But in hindsight there were clues. For me, it was when months earlier he had handed me an envelope containing two pieces of paper — one typed and one handwritten — about my great-grandfather, who’d died long ago.
My grandfather asked me to read what was inside and see if I could make a story out of it. I was a journalism student in my early 20s about to head off to Ireland for a summer of travelling and waitressing and I tucked it in my suitcase. I read it in a cafe in Cork. I used to remember two things from it, now I only remember one: “He was a Grit, is a Grit, is a Grit,” and I recall thinking the Liberal leaning of a man long gone wouldn’t make a story anyone would run.

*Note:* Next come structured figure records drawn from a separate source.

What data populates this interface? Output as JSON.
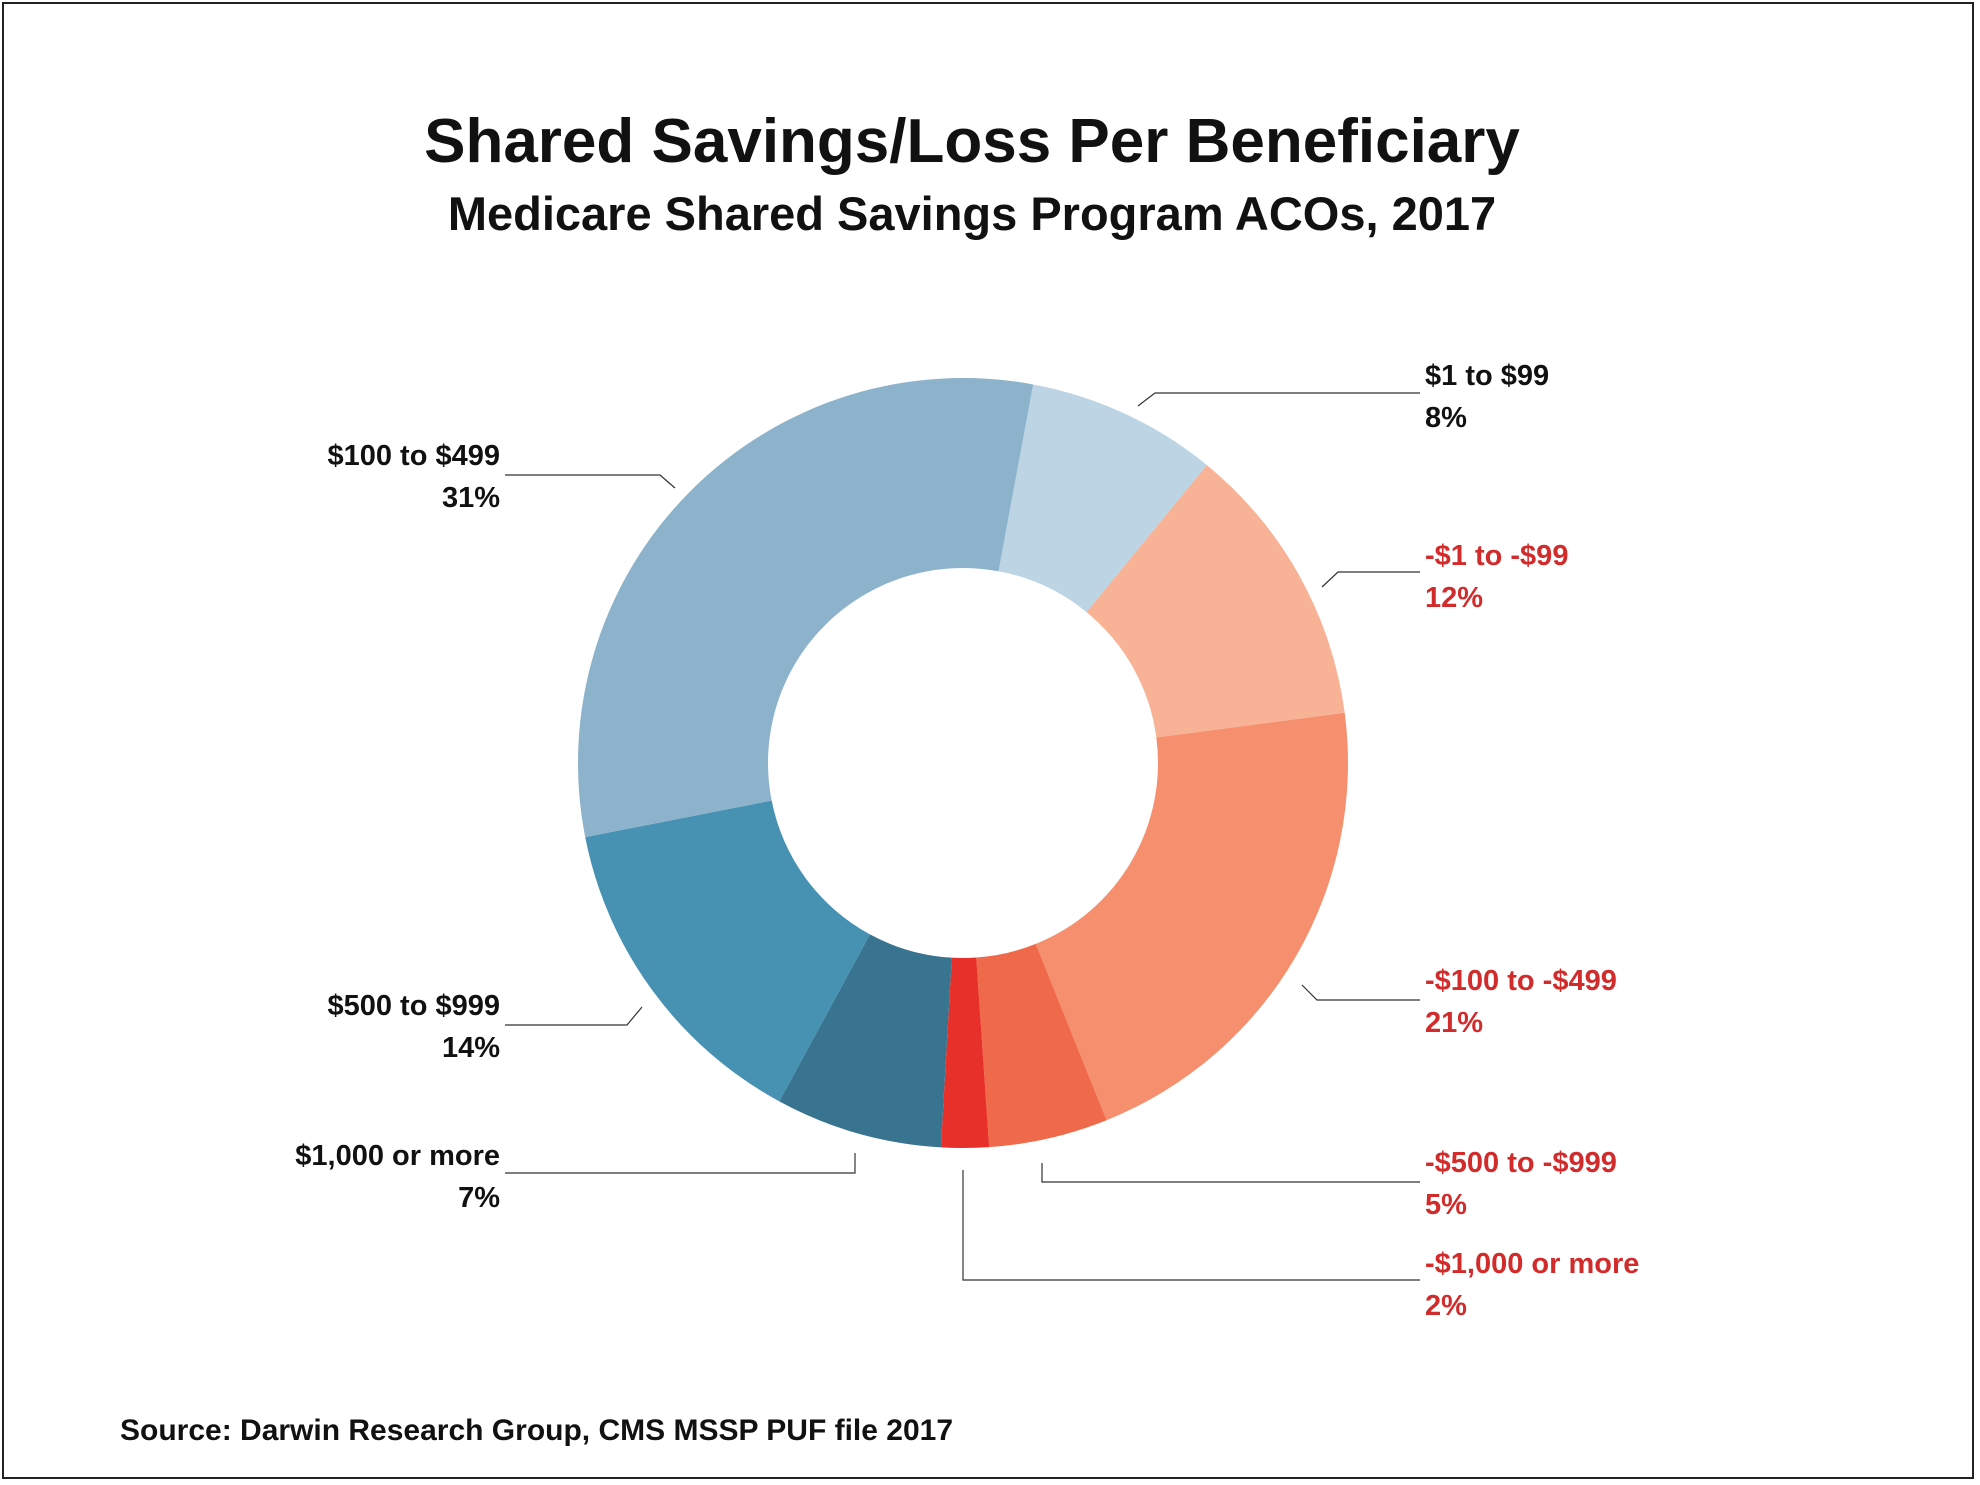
{
  "chart_data": {
    "type": "pie",
    "style": "donut",
    "title": "Shared Savings/Loss Per Beneficiary",
    "subtitle": "Medicare Shared Savings Program ACOs, 2017",
    "source": "Source: Darwin Research Group, CMS MSSP PUF file 2017",
    "slices": [
      {
        "label": "$1 to $99",
        "value": 8,
        "value_label": "8%",
        "color": "#bcd4e3",
        "text_color": "#111111"
      },
      {
        "label": "-$1 to -$99",
        "value": 12,
        "value_label": "12%",
        "color": "#f8b396",
        "text_color": "#d22b2b"
      },
      {
        "label": "-$100 to -$499",
        "value": 21,
        "value_label": "21%",
        "color": "#f58f6d",
        "text_color": "#d22b2b"
      },
      {
        "label": "-$500 to -$999",
        "value": 5,
        "value_label": "5%",
        "color": "#ef6a4a",
        "text_color": "#d22b2b"
      },
      {
        "label": "-$1,000 or more",
        "value": 2,
        "value_label": "2%",
        "color": "#e8302a",
        "text_color": "#d22b2b"
      },
      {
        "label": "$1,000 or more",
        "value": 7,
        "value_label": "7%",
        "color": "#38738f",
        "text_color": "#111111"
      },
      {
        "label": "$500 to $999",
        "value": 14,
        "value_label": "14%",
        "color": "#4791b2",
        "text_color": "#111111"
      },
      {
        "label": "$100 to $499",
        "value": 31,
        "value_label": "31%",
        "color": "#8cb3cb",
        "text_color": "#111111"
      }
    ]
  }
}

And I forgot about it.
It would be too late once I realized that what he really wanted was for me to write an “in memoriam.” Like with the Emu, he’d wanted to pay tribute to his father and make amends — for reasons he never shared — in the time he had left.
Instead, I’d returned from Ireland, stopping by his house only to drop off a trinket. And I’d gone back to school, returning home during reading week, which I spent catching up with friends, telling my parents I’d go by my grandfather’s next time.
It pained me when I finally understood how much I’d let him down — all the times I was too busy, too selfish, too distracted or naive, thinking there’d always be more time.
Since his death, my extended family has drifted, as extended families tend to do. We haven’t done a shot of Emu in years. Sometimes I think we’re all still grieving, and wonder if the pain of remembering his loss keeps us apart.
I have searched for that envelope at my parents’ house, which used to be his, but I’ve never found it.
What I have found is the book of 1970s bodybuilders that he gave me as a teenager, telling me to make sure my boyfriends measured up. And that makes me think of how he explained the fact my siblings and I each have a body temperature one degree below normal: a flying saucer hovered outside my dad’s window when he was a kid.
And of the story of how he forgot a bag of goldfish in the car in winter and when he chipped them out of the ice they all came back to life, except for one he accidentally chipped in half.
And I remember the day I left for Ireland, when he came over and shook my hand, slipping into it a $20 bill and a two-inch frame containing a picture of him and my grandmother.
And I try to appreciate all his little eccentricities and the time I had with him. And, like him, I try to make amends with the people in my life while I still can. I call my parents back when I miss their call. I do crafts with my niece and nephew. And I write that “in memoriam” for a newspaper. Well, sort of.
And I try not to let my grandfather’s memory be overshadowed by my own remorse. As Christmas dinner amongst family might be sweeter sharing his stories rather than shots of Emu.